# Enneads

- id: enneads
- original title: Ἐννεάδες / Enneades
- author: Plotinus
- language: Greek
- composed: 253–270, Rome
- field: philosophy

Plotinus' collected treatises, edited after his death by his student Porphyry into six groups of nine. In Arabic, selections from the last three Enneads circulated under the wrong name, as the Theology of Aristotle, and that error organized centuries of philosophy.

## The chain

- **c. 300–305** Greek -> Greek, edition [attested]
  Porphyry (editor)
  Porphyry arranged his teacher's treatises into six enneads, groups of nine, some thirty years after Plotinus died. Every later tradition received the book in this editorial shape.
  Evidence: Adamson 2025
  - **c. 833–842** Greek -> Arabic, adaptation as "أثولوجيا أرسطاطاليس" [attested]
    Ibn Na'ima al-Himsi (translator), al-Kindi (reviser), Ahmad ibn al-Mu'tasim (patron), Baghdad
    A rearranged, interpretively expanded paraphrase of selections from Enneads IV-VI, circulating as the Theology of Aristotle.

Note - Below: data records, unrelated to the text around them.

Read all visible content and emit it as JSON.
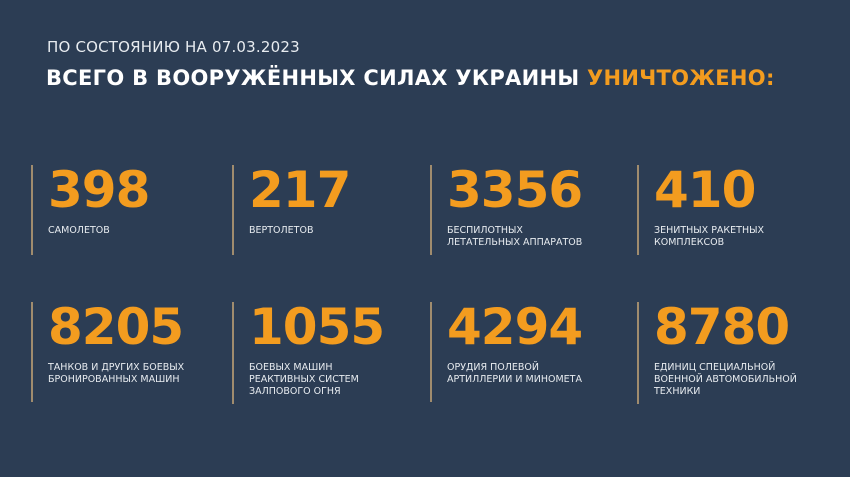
{
  "header": {
    "date_line": "ПО СОСТОЯНИЮ НА 07.03.2023",
    "title_main": "ВСЕГО В ВООРУЖЁННЫХ СИЛАХ УКРАИНЫ ",
    "title_highlight": "УНИЧТОЖЕНО:"
  },
  "colors": {
    "background": "#2c3d54",
    "accent": "#f39c1f",
    "divider": "#a08c6e"
  },
  "stats": [
    {
      "value": "398",
      "label": "САМОЛЕТОВ"
    },
    {
      "value": "217",
      "label": "ВЕРТОЛЕТОВ"
    },
    {
      "value": "3356",
      "label": "БЕСПИЛОТНЫХ\nЛЕТАТЕЛЬНЫХ АППАРАТОВ"
    },
    {
      "value": "410",
      "label": "ЗЕНИТНЫХ РАКЕТНЫХ\nКОМПЛЕКСОВ"
    },
    {
      "value": "8205",
      "label": "ТАНКОВ И ДРУГИХ БОЕВЫХ\nБРОНИРОВАННЫХ МАШИН"
    },
    {
      "value": "1055",
      "label": "БОЕВЫХ МАШИН\nРЕАКТИВНЫХ СИСТЕМ\nЗАЛПОВОГО ОГНЯ"
    },
    {
      "value": "4294",
      "label": "ОРУДИЯ ПОЛЕВОЙ\nАРТИЛЛЕРИИ И МИНОМЕТА"
    },
    {
      "value": "8780",
      "label": "ЕДИНИЦ СПЕЦИАЛЬНОЙ\nВОЕННОЙ АВТОМОБИЛЬНОЙ\nТЕХНИКИ"
    }
  ]
}
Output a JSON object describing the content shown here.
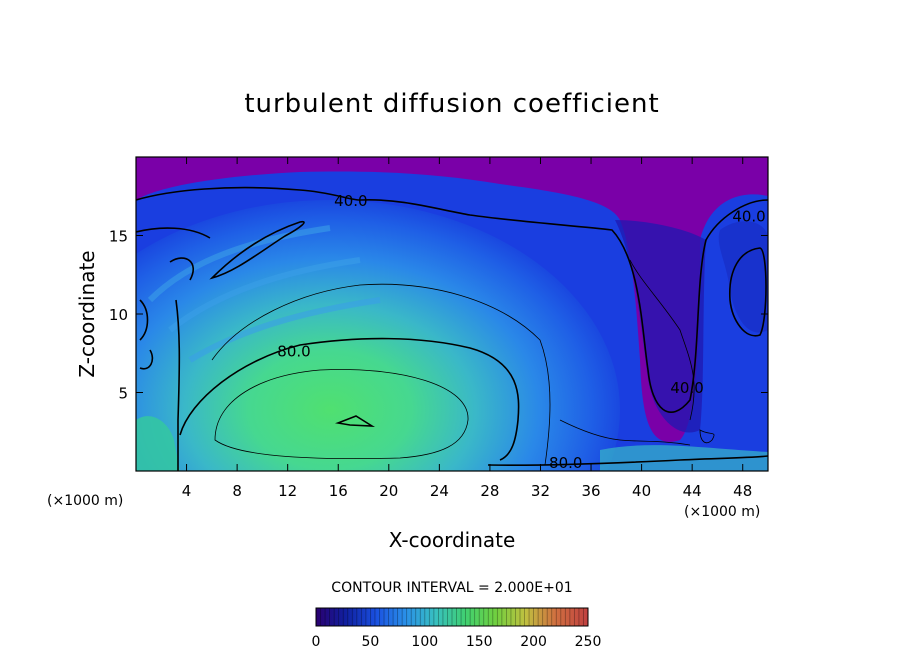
{
  "chart_data": {
    "type": "heatmap",
    "title": "turbulent diffusion coefficient",
    "xlabel": "X-coordinate",
    "ylabel": "Z-coordinate",
    "x_unit_left": "(×1000 m)",
    "x_unit_right": "(×1000 m)",
    "xlim": [
      0,
      50
    ],
    "ylim": [
      0,
      20
    ],
    "x_ticks": [
      "4",
      "8",
      "12",
      "16",
      "20",
      "24",
      "28",
      "32",
      "36",
      "40",
      "44",
      "48"
    ],
    "x_tick_values": [
      4,
      8,
      12,
      16,
      20,
      24,
      28,
      32,
      36,
      40,
      44,
      48
    ],
    "y_ticks": [
      "5",
      "10",
      "15"
    ],
    "y_tick_values": [
      5,
      10,
      15
    ],
    "contour_interval_label": "CONTOUR INTERVAL = 2.000E+01",
    "contour_interval": 20,
    "contour_labels": [
      {
        "text": "40.0",
        "x": 17,
        "y": 17.2
      },
      {
        "text": "40.0",
        "x": 48.5,
        "y": 16.2
      },
      {
        "text": "80.0",
        "x": 12.5,
        "y": 7.6
      },
      {
        "text": "80.0",
        "x": 34,
        "y": 0.5
      },
      {
        "text": "40.0",
        "x": 43.6,
        "y": 5.3
      }
    ],
    "colorbar": {
      "range": [
        0,
        250
      ],
      "tick_labels": [
        "0",
        "50",
        "100",
        "150",
        "200",
        "250"
      ],
      "tick_values": [
        0,
        50,
        100,
        150,
        200,
        250
      ],
      "colors": [
        "#2a0070",
        "#1020a0",
        "#1a50e0",
        "#2a90e8",
        "#38c0c0",
        "#40d070",
        "#70d040",
        "#c0c040",
        "#d07040",
        "#c04040"
      ]
    },
    "field_colors": {
      "background": "#7a00a8",
      "low": "#1830d8",
      "mid": "#2a78e8",
      "high": "#4ad0a0",
      "peak": "#50e070"
    }
  }
}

The preface names the production team honestly; the Aristotle label may be a later addition rather than a forgery. Ibn Sina found the attribution 'somewhat suspect' and commented on the book anyway.
    Evidence: Adamson 2025 (the dedication to Ahmad dates the redaction to 833-842); Zimmermann 1986

## Worth knowing

The Theology opens with 'Aristotle' recounting, in the first person, Plotinus' out-of-body ascent: often have I been alone with my soul, and have doffed my body and laid it aside. For centuries Arabic readers believed the sober logician of the Organon had personally reported an ecstatic ascent to the intelligible world. The preface, honestly, names the real translator, the corrector and the patron all along.

## Sources

- Adamson, Peter (2025). The Theology of Aristotle. Stanford Encyclopedia of Philosophy.
- Zimmermann, F. W. (1986). The Origins of the So-Called Theology of Aristotle. In Kraye, Ryan and Schmitt (eds.), Pseudo-Aristotle in the Middle Ages.

Confidence grades: attested (named in the medieval record or settled in scholarship), probable (standard view with real uncertainty), disputed (scholars disagree).